また、国内におけるCOVID-19治療薬については、海外の承認を前提とした特例承認が行われており、現在6剤が既承認になっているとのことでした。
塩野義でも新たな変異ウイルスや次のパンデミックにも対応できる経口抗ウイルス薬(3CLプロテアーゼ阻害薬、開発番号:S-217622)のPhase2/3が現在実施されており、早期承認に向け様々な取り組みが行われているとのことでした。
例えば、自治体の協力を得たホテル治験、在宅治験など新しい治験形態の採用など今後の道筋が示されました。
更に国内の感染状況の変化への対応として、登録加速に向けた韓国、シンガポールなどアジアへの治験拡大も準備しているとのことでした。

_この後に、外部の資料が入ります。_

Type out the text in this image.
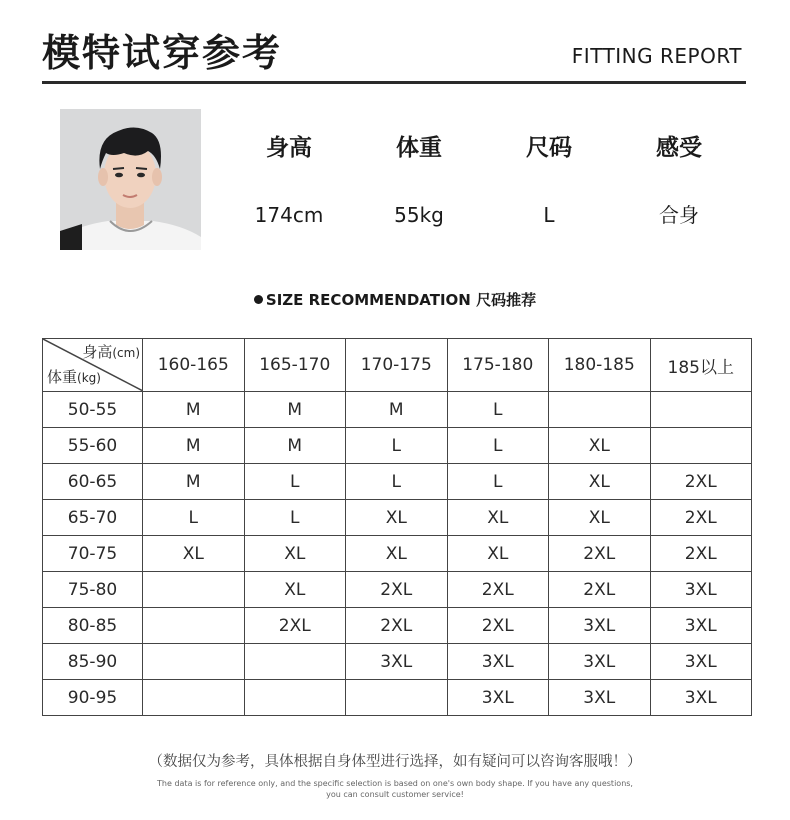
模特试穿参考	FITTING REPORT
身高	体重	尺码	感受
174cm	55kg	L	合身
SIZE RECOMMENDATION 尺码推荐
身高(cm)
体重(kg)	160-165	165-170	170-175	175-180	180-185	185以上
50-55	M	M	M	L		
55-60	M	M	L	L	XL	
60-65	M	L	L	L	XL	2XL
65-70	L	L	XL	XL	XL	2XL
70-75	XL	XL	XL	XL	2XL	2XL
75-80		XL	2XL	2XL	2XL	3XL
80-85		2XL	2XL	2XL	3XL	3XL
85-90			3XL	3XL	3XL	3XL
90-95				3XL	3XL	3XL
（数据仅为参考，具体根据自身体型进行选择，如有疑问可以咨询客服哦！）
The data is for reference only, and the specific selection is based on one's own body shape. If you have any questions,
you can consult customer service!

次に、「有事対応力の強化に向けて」について国家安全保障の観点から、(1)純国産ワクチンの必要性(安定供給、変異株への迅速な対応、国際貢献)と(2)感染症への平時からの備えの必要性についてご説明がありました。
また、COVID-19だけでなく、「三大感染症」、「顧みられない熱帯病」、「薬剤耐性(AMR)」などにも産官学で取り組んでいく必要性について述べられました。
特にAMRに起因する死亡者数は、将来的にはがんによる死亡者数を超えるとの報告もあり、地球規模で取り組むべき社会課題であるとのことでした。
一方で、収益予見性の低さから多くの企業が感染症領域の研究開発から撤退しており、感染症治療薬開発は世界的に縮小しているとのことでした。
そうした環境下においても塩野義では、多剤耐性グラム陰性菌感染症治療薬「セフィデロコル」の研究開発を推進しており、日本に先駆けて欧米では既に承認取得されたとのことでした。

最後に「日本は米国と伍して戦えるか?」「日本でイノベーションがおこせるか?」については、強い副反応を許容できるか、ロジスティックスの投資がどこまでできるかなど、制度、コストだけでなく、日本の倫理感、歴史、社会通念も含め、日本でできるイノベーションを考える必要があるとのご説明がありました。

このように今回のセミナーでは、岩崎先生からCOVID-19ワクチン及び治療薬の開発に関する製薬企業における最前線の情報をわかりやすくご講演いただき、活発な質疑応答も行われ105名の参加者を得てセミナーは盛況裏に終了しました。

次回のアカデミア臨床開発セミナーは2022年1月14日(金)に、「アジアにおける医療機器の展開」をテーマにクアルテック・ジャパン・コンサルティング株式会社 村山 剛先生をお招きしてご講演頂く予定です。
次回も沢山の皆さまのご参加をお待ちしております。